The distinction between thinkers and feelers is not discrete; people tend to be notably one or the other but all people have thoughts and feelings. For instance, I consistently test around 80% thinker, and the remainder as feeler. This doesn’t mean that I have less feeling than most people (although, to be honest, how would I know?); it suggests that I have a strong tendency to make decisions based on reasoning, logic, and thinking rather than on feelings, hunches, or current mood.

If the self-esteem movement worked, we would expect to see a much greater tendency in our just-now-becoming-adult population toward making decisions based on feeling rather than on thinking.
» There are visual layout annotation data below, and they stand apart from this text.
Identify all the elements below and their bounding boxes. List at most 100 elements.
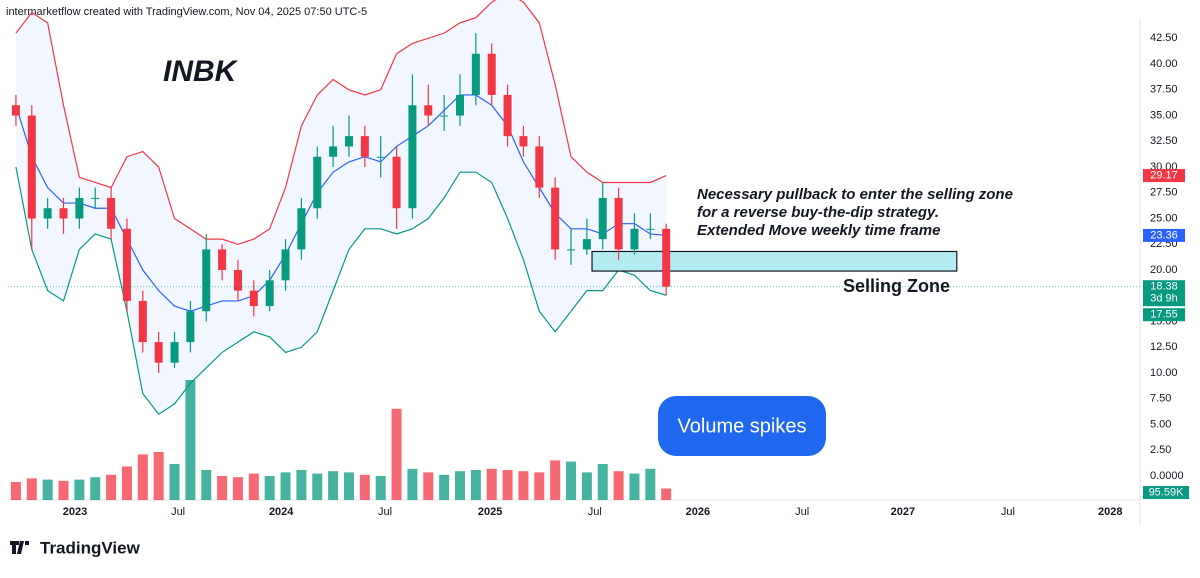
y-tick-label: 20.00 (1150, 264, 1178, 276)
candle-body (456, 94, 464, 116)
volume-bar (169, 464, 180, 500)
candle-body (265, 280, 274, 307)
volume-bar (581, 472, 592, 500)
candle-body (281, 249, 290, 281)
volume-bar (375, 476, 386, 500)
candle-body (138, 300, 147, 343)
x-tick-label: 2023 (63, 506, 87, 518)
y-tick-label: 7.50 (1150, 393, 1171, 405)
x-tick-label: 2024 (269, 506, 294, 518)
volume-bar (153, 452, 164, 500)
price-label-box (1143, 169, 1185, 183)
price-label-box (1143, 228, 1185, 242)
candle-body (59, 208, 68, 219)
volume-bar (534, 472, 545, 500)
candle-body (424, 105, 433, 116)
candle-body (614, 197, 623, 250)
candle-body (344, 136, 353, 147)
candle-body (392, 156, 401, 209)
y-tick-label: 32.50 (1150, 135, 1178, 147)
candle-body (202, 249, 211, 312)
note-line: for a reverse buy-the-dip strategy. (697, 204, 939, 221)
volume-bar (629, 473, 640, 500)
x-tick-label: 2028 (1098, 506, 1122, 518)
candle-body (551, 187, 560, 250)
volume-label: 95.59K (1149, 486, 1185, 498)
volume-bar (518, 471, 529, 500)
candle-body (440, 115, 449, 117)
selling-zone (591, 250, 958, 272)
volume-bar (42, 479, 53, 500)
y-tick-label: 12.50 (1150, 341, 1178, 353)
volume-bar (550, 460, 561, 500)
y-tick-label: 40.00 (1150, 58, 1178, 70)
volume-bar (613, 471, 624, 500)
candle-body (218, 249, 227, 271)
volume-bar (58, 480, 69, 500)
price-label: 23.36 (1150, 229, 1178, 241)
x-tick-label: Jul (171, 506, 185, 518)
volume-bar (645, 468, 656, 500)
x-tick-label: Jul (588, 506, 602, 518)
header: intermarketflow created with TradingView… (6, 6, 367, 18)
candle-body (582, 239, 591, 250)
volume-bar (121, 466, 132, 500)
candle-body (154, 342, 163, 363)
chart-title: INBK (163, 55, 239, 88)
volume-label-box (1143, 486, 1189, 499)
volume-bar (90, 477, 101, 500)
candle-body (567, 249, 576, 251)
candle-body (170, 342, 179, 363)
candle-body (329, 146, 338, 157)
volume-bar (343, 472, 354, 500)
volume-bar (566, 461, 577, 500)
candle-body (122, 228, 131, 301)
candle-body (598, 197, 607, 240)
note-line: Extended Move weekly time frame (697, 222, 940, 239)
y-tick-label: 2.50 (1150, 444, 1171, 456)
candle-body (646, 228, 655, 230)
candle-body (91, 197, 100, 199)
volume-bar (296, 470, 307, 500)
logo: TradingView (10, 538, 141, 557)
x-tick-label: 2026 (686, 506, 710, 518)
volume-bar (137, 454, 148, 500)
volume-bar (264, 476, 275, 500)
volume-bar (74, 479, 85, 500)
zone-label: Selling Zone (843, 276, 950, 296)
price-label: 29.17 (1150, 169, 1178, 181)
y-tick-label: 25.00 (1150, 212, 1178, 224)
candle-body (11, 105, 20, 116)
volume-bar (661, 488, 672, 500)
candle-body (75, 197, 84, 219)
candle-body (107, 197, 116, 229)
candle-body (471, 53, 480, 95)
volume-bar (217, 476, 228, 500)
volume-bar (26, 478, 37, 500)
x-tick-label: Jul (1001, 506, 1015, 518)
x-tick-label: 2027 (891, 506, 915, 518)
price-label: 18.38 (1150, 281, 1178, 293)
volume-bar (232, 477, 243, 500)
y-tick-label: 10.00 (1150, 367, 1178, 379)
candle-body (535, 146, 544, 188)
volume-bar (280, 472, 291, 500)
x-tick-label: Jul (378, 506, 392, 518)
x-tick-label: 2025 (478, 506, 502, 518)
volume-bar (439, 474, 450, 500)
band-line (15, 0, 667, 245)
candle-body (662, 228, 671, 287)
callout-box (658, 396, 826, 456)
volume-bar (470, 470, 481, 500)
volume-bar (455, 471, 465, 500)
y-tick-label: 5.00 (1150, 418, 1171, 430)
candle-body (503, 94, 512, 137)
volume-bar (328, 471, 339, 500)
price-label-box (1143, 280, 1185, 307)
volume-bar (359, 474, 370, 500)
candle-body (313, 156, 322, 209)
candle-body (27, 115, 36, 219)
candle-body (186, 311, 195, 343)
candle-body (519, 136, 528, 147)
volume-bar (391, 408, 402, 500)
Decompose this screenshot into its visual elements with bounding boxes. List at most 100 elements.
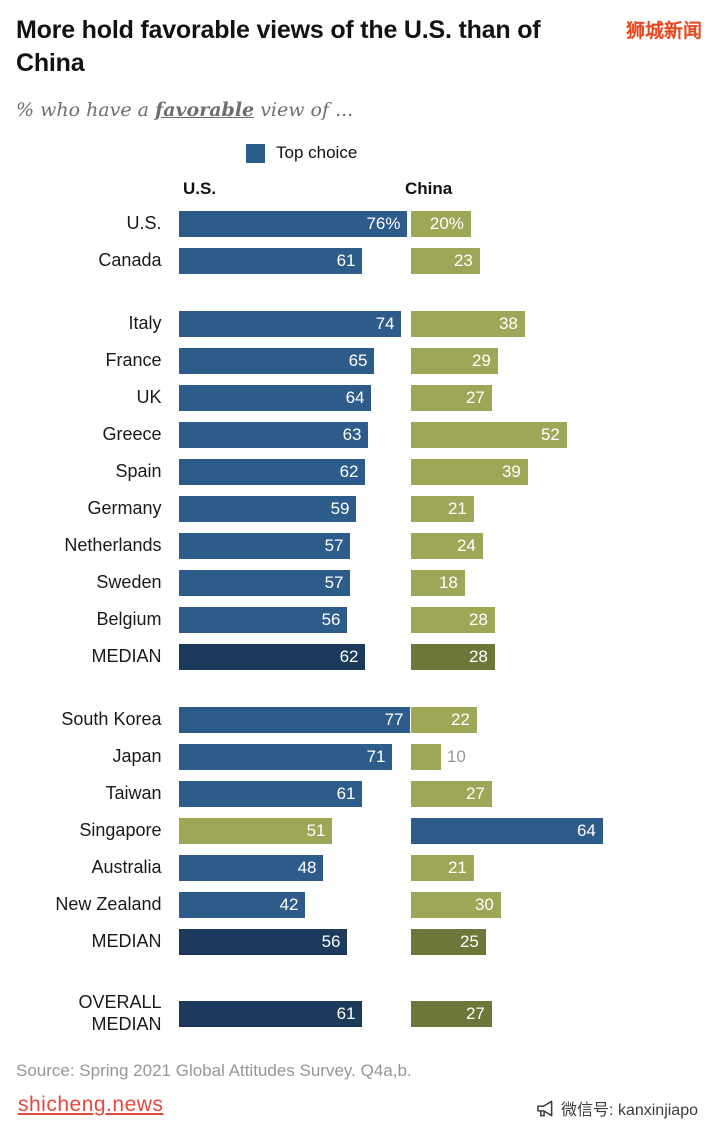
us-bar-cell: 61 (179, 781, 410, 807)
bar-value: 38 (498, 314, 518, 333)
chart-row: Germany 59 21 (16, 496, 696, 522)
chart-row: Spain 62 39 (16, 459, 696, 485)
china-bar: 39 (410, 459, 528, 485)
country-label: OVERALL MEDIAN (78, 992, 162, 1034)
china-bar-cell: 25 (410, 929, 696, 955)
bar-value: 64 (576, 821, 596, 840)
bar-value: 57 (324, 536, 344, 555)
country-label: UK (136, 387, 162, 408)
bar-value: 77 (384, 710, 404, 729)
bar-value: 18 (438, 573, 458, 592)
source-note: Source: Spring 2021 Global Attitudes Sur… (16, 1061, 412, 1081)
site-logo: 狮城新闻 (625, 21, 702, 42)
bar-value: 27 (465, 1003, 485, 1023)
country-label: Singapore (79, 820, 162, 841)
chart-row: South Korea 77 22 (16, 707, 696, 733)
us-bar: 57 (179, 533, 351, 559)
wechat-badge: 微信号: kanxinjiapo (536, 1096, 698, 1120)
chart-row: Japan 71 10 (16, 744, 696, 770)
china-bar-cell: 39 (410, 459, 696, 485)
china-bar: 27 (410, 385, 492, 411)
china-bar-cell: 52 (410, 422, 696, 448)
bar-value: 57 (324, 573, 344, 592)
bar-value: 20% (429, 214, 464, 233)
chart-row: OVERALL MEDIAN 61 27 (16, 992, 696, 1035)
chart-row: Taiwan 61 27 (16, 781, 696, 807)
subtitle-prefix: % who have a (16, 99, 156, 121)
china-bar: 21 (410, 855, 474, 881)
china-bar-cell: 28 (410, 607, 696, 633)
us-bar-cell: 61 (179, 248, 410, 274)
us-bar: 56 (179, 607, 348, 633)
subtitle-emphasis: favorable (155, 99, 255, 121)
us-bar: 57 (179, 570, 351, 596)
us-bar: 48 (179, 855, 324, 881)
bar-value: 30 (474, 895, 494, 914)
china-bar: 23 (410, 248, 480, 274)
china-bar-cell: 27 (410, 781, 696, 807)
country-label: New Zealand (55, 894, 162, 915)
bar-value: 27 (465, 388, 485, 407)
bar-value: 39 (501, 462, 521, 481)
country-label: Sweden (96, 572, 162, 593)
chart-row: MEDIAN 56 25 (16, 929, 696, 955)
us-bar-cell: 61 (179, 1000, 410, 1027)
country-label: South Korea (61, 709, 162, 730)
us-bar-cell: 57 (179, 533, 410, 559)
legend-color-swatch (246, 143, 265, 163)
chart-row: Greece 63 52 (16, 422, 696, 448)
country-label: France (105, 350, 162, 371)
legend: Top choice (246, 143, 696, 163)
chart-group: Italy 74 38 France 65 29 UK 64 27 Greece 63 52 Spain… (16, 311, 696, 670)
us-bar: 63 (179, 422, 369, 448)
china-bar: 21 (410, 496, 474, 522)
bar-value: 71 (366, 747, 386, 766)
china-bar-cell: 18 (410, 570, 696, 596)
chart-group: South Korea 77 22 Japan 71 10 Taiwan 61 27 Singap… (16, 707, 696, 955)
country-label: U.S. (126, 213, 162, 234)
us-bar-cell: 62 (179, 459, 410, 485)
china-bar-cell: 29 (410, 348, 696, 374)
country-label: MEDIAN (91, 931, 162, 952)
china-bar: 27 (410, 781, 492, 807)
china-bar-cell: 20% (410, 211, 696, 237)
us-bar-cell: 56 (179, 607, 410, 633)
bar-value: 61 (336, 784, 356, 803)
us-bar-cell: 64 (179, 385, 410, 411)
bar-value: 28 (468, 610, 488, 629)
bar-value: 65 (348, 351, 368, 370)
us-bar: 77 (179, 707, 411, 733)
chart-row: Belgium 56 28 (16, 607, 696, 633)
country-label: Canada (98, 250, 162, 271)
china-bar: 64 (410, 818, 603, 844)
us-bar-cell: 71 (179, 744, 410, 770)
chart-row: Singapore 51 64 (16, 818, 696, 844)
us-bar-cell: 51 (179, 818, 410, 844)
us-bar: 64 (179, 385, 372, 411)
china-bar: 25 (410, 929, 486, 955)
china-bar: 52 (410, 422, 567, 448)
country-label: Taiwan (105, 783, 162, 804)
chart-group: U.S. 76% 20% Canada 61 23 (16, 211, 696, 274)
china-bar-cell: 27 (410, 1000, 696, 1027)
us-bar: 59 (179, 496, 357, 522)
china-bar: 22 (410, 707, 477, 733)
us-bar: 61 (179, 1000, 363, 1027)
bar-value: 56 (321, 932, 341, 951)
china-bar: 28 (410, 644, 495, 670)
wechat-label: 微信号: kanxinjiapo (561, 1102, 698, 1119)
bar-value: 74 (375, 314, 395, 333)
bar-value: 56 (321, 610, 341, 629)
bar-value: 21 (447, 858, 467, 877)
country-label: MEDIAN (91, 646, 162, 667)
us-bar-cell: 62 (179, 644, 410, 670)
china-bar-cell: 38 (410, 311, 696, 337)
china-bar (410, 744, 441, 770)
us-bar-cell: 77 (179, 707, 411, 733)
subtitle-suffix: view of ... (254, 99, 354, 121)
bar-value: 62 (339, 462, 359, 481)
bar-value: 27 (465, 784, 485, 803)
bar-value: 28 (468, 647, 488, 666)
bar-value: 59 (330, 499, 350, 518)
Being overly in touch with feelings at the expense of thinking could account for why Gen Z’ers often report feeling overwhelmed by their problems to a greater extent than previous generations.

The perceived need for safe spaces and trigger warnings can only come from a place of feeling—specifically, wanting to feel safe and wanting others to feel safe. From what, you might ask? From topics and issues that might cause discomfort, anger, embarrassment, fear, etc. But a major function of education, especially college education, is the ability to feel these emotions, see them in action in the classroom and on college campus, and in late-night dorm room discussions, and be able to think them through, respecting others’ opinions even if you hate them. In short, it’s the ability to have an adult conversation. Shutting down these conversations might save people from hurt feelings, but it also stunts intellectual growth like a blunt force instrument to the head.

It’s healthy to be in touch with one’s feelings, but I think the current predicament Gen Z finds itself in (with record-breaking rates of anxiety and depression and a very strong commitment to the idea that these maladaptive ills are justified by what’s out there in the world) is a result of being overly in touch with one’s feelings at the expense of one’s critical thinking skills. And the current political climate, whether coincidentally or not, mirrors this predicament.

The self-esteem movement drew lots of criticism for good reason. It "worked," but ultimately it backfired. We can’t feel our way through the world like children with no ego, and we can’t think our way through the world like heartless automatons. I’m excited to see campus life 2.0, post-COVID, post-2020 election, the next generations embodying "heart and mind united" in balance, open-minded thinkers willing to come out of the safe spaces and take on the hard problems with grace and respect. We’re going to need that.


Jean Twenge's homepage:

Lukianoff, Greg, and Jonathan Haidt. "THE CODDLING OF THE AMERICAN MIND: HOW GOOD INTENTIONS AND BAD IDEAS ARE SETTING UP A GENERATION FOR FAILURE." Phi Kappa Phi Forum, vol. 99, no. 1, 2019, p. 28+. Gale Academic OneFile, Accessed 16 Aug. 2020.

Lythcott-Haims, J. (2015). How to raise an adult: Break free of the overparenting trap and prepare your kid for success. Henry Holt and Co.